Our opinion set forth below is limited to the laws of the State of Ohio and federal laws of the United States that, in our professional judgment, are normally applicable to transactions of the type contemplated by the Registration Statement, and we do not express any opinion herein concerning any other laws, statutes, ordinances, rules or regulations.

This opinion letter is provided for use solely in connection with the transactions contemplated by the Registration Statement and may not be used, circulated, quoted or otherwise relied upon for any other purpose without our express written consent. The only opinion rendered by us consists of those matters set forth in the following paragraph, and no opinion may be implied or inferred beyond the opinion expressly stated.
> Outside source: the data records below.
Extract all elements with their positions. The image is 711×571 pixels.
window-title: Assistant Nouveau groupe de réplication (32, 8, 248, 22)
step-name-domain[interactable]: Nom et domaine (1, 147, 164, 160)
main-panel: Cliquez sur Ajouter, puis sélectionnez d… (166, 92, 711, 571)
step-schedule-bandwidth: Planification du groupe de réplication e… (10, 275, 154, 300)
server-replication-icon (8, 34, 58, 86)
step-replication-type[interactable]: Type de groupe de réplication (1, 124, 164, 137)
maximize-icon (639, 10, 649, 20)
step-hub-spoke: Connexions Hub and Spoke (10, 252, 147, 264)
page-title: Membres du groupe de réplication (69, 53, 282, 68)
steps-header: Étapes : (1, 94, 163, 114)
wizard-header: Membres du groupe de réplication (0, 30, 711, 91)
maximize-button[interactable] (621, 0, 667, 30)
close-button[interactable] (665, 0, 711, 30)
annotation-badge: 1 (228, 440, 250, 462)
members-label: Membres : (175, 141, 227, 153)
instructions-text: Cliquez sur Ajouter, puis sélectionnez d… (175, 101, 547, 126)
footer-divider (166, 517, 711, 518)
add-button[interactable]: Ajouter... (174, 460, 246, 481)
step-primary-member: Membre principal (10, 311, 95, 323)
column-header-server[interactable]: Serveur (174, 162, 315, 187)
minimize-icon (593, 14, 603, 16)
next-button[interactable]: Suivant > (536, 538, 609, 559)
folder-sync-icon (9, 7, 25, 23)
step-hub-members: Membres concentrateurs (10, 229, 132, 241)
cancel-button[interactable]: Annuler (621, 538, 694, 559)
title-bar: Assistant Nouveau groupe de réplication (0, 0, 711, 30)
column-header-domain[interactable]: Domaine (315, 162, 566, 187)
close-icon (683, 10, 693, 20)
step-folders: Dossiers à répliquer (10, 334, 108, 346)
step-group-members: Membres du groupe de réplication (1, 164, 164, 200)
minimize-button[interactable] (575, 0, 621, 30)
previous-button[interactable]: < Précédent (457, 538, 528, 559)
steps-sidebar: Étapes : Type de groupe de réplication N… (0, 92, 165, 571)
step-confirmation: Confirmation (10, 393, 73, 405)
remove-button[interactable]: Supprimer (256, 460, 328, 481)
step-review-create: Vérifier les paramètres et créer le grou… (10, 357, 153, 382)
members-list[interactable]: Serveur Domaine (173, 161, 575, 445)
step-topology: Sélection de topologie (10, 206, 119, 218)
Our opinion expressed herein is as of the date hereof, and we undertake no obligation to advise you of any changes in applicable law or any other matters that may come to our attention after the date hereof that may affect our opinion expressed herein.


Fifth Third Bancorp

March 25, 2019

 

Based upon the foregoing, and subject to all of the other assumptions, limitations, and qualifications set forth herein, we are of the opinion that (i) if and when the Obligations are issued in accordance with the terms and conditions of the Plan, the Obligations will be valid and binding obligations of Fifth Third, enforceable in accordance with their terms, except as enforcement thereof may be limited by the effects of bankruptcy, insolvency, fraudulent conveyance, reorganization, moratorium and other similar laws relating to or affecting creditors’ rights generally or by general equitable principles (whether considered in a proceeding in equity or at law); and (ii) the provisions of the Plan comply with the requirements of ERISA applicable to “top-hat” plans.

We are expressing no opinion as to any obligations that parties other than Fifth Third may have under or in respect of the Obligations or as to the effect that their performance of such obligations may have upon any of the matters referred to above.

We consent to the filing of this opinion letter as an exhibit to the Registration Statement. In giving such consent, we do not hereby admit that we are within the category of persons whose consent is required under Section 7 of the Securities Act or the rules and regulations of the Commission thereunder.